Bates has never revealed who is behind the trust fund which owns the shares managed by Swan. In the book Ken Bates: My Chelsea Dream, by The Sun's football writer Brian Woolnough, who had "unique access to the man himself", this major shareholder is described as: "An offshore investment trust based in Guernsey and operated by friends of Bates."

There is nothing illegal about British companies being largely owned by offshore trusts, out of the taxman's reach. But the mystery behind Chelsea's largest shareholder has provoked plentiful speculation, and is a source of profound disquiet to some supporters. Football Association and Premier League rules on club ownership are pathetically thin, concentrating solely on the requirement that the same person cannot be substantially involved in two clubs. They do not require clubs, even major clubs, actually to declare who owns them.

The Chelsea Action Groupof supporters has written to Adam Crozier, the FA's chief executive, expressing concern about the propriety of anonymous offshore holdings, and asking how the FA can enforce even its own limited rules on multiple ownership if the identity of a club's owners is hidden. Feeling that Crozier's reply did not address the issue, the CAG yesterday wrote to Minister of Sport Kate Hoey, raising similar questions.

"We implore you," the letter said, "to look at the matters we have raised."

Bates, along with his Chelsea chairmanship, sits on the FA's main 12-man board, and is chairman of the FA company building the new Wembley. With an office block planned, a hotel, 2,000-cover banqueting centre and visitor attraction, the £500m project, to be financed with a £400m, 25- year loan, is being built in Chelsea Village's image.

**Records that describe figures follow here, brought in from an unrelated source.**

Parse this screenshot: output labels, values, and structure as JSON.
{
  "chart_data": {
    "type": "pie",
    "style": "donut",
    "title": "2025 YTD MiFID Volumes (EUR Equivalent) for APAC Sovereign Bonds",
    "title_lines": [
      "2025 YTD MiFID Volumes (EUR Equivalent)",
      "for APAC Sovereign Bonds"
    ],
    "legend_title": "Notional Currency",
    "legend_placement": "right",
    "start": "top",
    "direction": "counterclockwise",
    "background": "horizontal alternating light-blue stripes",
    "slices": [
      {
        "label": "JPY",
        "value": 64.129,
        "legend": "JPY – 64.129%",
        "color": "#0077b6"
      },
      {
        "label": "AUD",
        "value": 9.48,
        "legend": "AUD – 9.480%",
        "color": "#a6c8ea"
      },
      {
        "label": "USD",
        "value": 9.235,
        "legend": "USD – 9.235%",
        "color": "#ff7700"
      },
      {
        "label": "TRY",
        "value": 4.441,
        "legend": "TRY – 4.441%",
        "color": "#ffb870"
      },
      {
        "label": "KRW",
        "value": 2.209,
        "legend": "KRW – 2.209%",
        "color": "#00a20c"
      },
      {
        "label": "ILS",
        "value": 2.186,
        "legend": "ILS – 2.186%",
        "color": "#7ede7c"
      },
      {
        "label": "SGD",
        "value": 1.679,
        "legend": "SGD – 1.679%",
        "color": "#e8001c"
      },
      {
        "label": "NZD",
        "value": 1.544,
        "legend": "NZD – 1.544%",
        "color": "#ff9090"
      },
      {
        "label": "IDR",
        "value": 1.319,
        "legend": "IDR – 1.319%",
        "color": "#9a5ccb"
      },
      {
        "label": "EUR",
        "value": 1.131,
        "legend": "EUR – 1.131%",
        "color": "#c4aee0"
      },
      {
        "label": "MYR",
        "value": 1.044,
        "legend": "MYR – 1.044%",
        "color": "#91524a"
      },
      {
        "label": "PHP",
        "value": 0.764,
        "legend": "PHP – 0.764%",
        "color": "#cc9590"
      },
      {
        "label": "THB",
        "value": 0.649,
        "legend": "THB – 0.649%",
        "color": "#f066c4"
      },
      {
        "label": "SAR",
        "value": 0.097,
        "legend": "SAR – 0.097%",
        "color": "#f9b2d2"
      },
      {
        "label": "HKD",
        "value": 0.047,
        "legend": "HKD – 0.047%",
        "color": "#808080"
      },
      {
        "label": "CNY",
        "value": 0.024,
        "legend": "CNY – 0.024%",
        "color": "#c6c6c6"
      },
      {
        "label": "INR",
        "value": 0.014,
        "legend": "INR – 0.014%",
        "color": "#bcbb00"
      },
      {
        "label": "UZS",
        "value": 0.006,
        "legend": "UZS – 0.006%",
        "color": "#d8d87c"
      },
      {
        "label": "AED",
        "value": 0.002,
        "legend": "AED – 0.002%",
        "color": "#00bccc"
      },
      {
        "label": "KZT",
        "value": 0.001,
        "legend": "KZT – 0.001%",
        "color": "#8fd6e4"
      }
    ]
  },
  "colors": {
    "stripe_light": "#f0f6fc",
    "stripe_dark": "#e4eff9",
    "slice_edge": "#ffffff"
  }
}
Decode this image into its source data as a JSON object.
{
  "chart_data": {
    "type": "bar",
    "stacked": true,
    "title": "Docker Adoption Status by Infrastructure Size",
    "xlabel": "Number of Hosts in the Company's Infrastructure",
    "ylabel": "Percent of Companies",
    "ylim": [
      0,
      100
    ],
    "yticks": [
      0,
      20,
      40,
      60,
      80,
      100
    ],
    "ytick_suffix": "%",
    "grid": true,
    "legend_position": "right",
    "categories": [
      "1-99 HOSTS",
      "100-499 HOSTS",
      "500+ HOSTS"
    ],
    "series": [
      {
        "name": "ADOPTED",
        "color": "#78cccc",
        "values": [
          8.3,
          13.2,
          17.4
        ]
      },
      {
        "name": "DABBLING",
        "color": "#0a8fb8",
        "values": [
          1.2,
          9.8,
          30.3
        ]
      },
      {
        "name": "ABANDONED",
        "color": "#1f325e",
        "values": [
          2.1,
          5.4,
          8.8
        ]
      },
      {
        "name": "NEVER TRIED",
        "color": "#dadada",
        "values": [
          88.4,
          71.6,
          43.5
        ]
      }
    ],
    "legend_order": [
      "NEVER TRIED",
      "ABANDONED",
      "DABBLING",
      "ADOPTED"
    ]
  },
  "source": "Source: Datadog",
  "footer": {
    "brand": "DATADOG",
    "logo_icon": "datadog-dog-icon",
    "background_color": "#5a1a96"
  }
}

"The project's ambition and scale," said the Wembley spokesman Chris Palmer, "are due in large part to Ken's experience at Chelsea."

Yet ambitious as it is, Bates' Chelsea experience is currently laden with debt, loss-makingin most areas, shrouded in doubt over its ownership, with an air of desperation whistling over the football team. The national stadium, supported by £100m Lottery money, may be backing Chelsea Village as a winner, but its chances depend largely now on Ranieri, as to whether his new boss's west London Xanadu proves to be a stately pleasure dome or an overblown folly.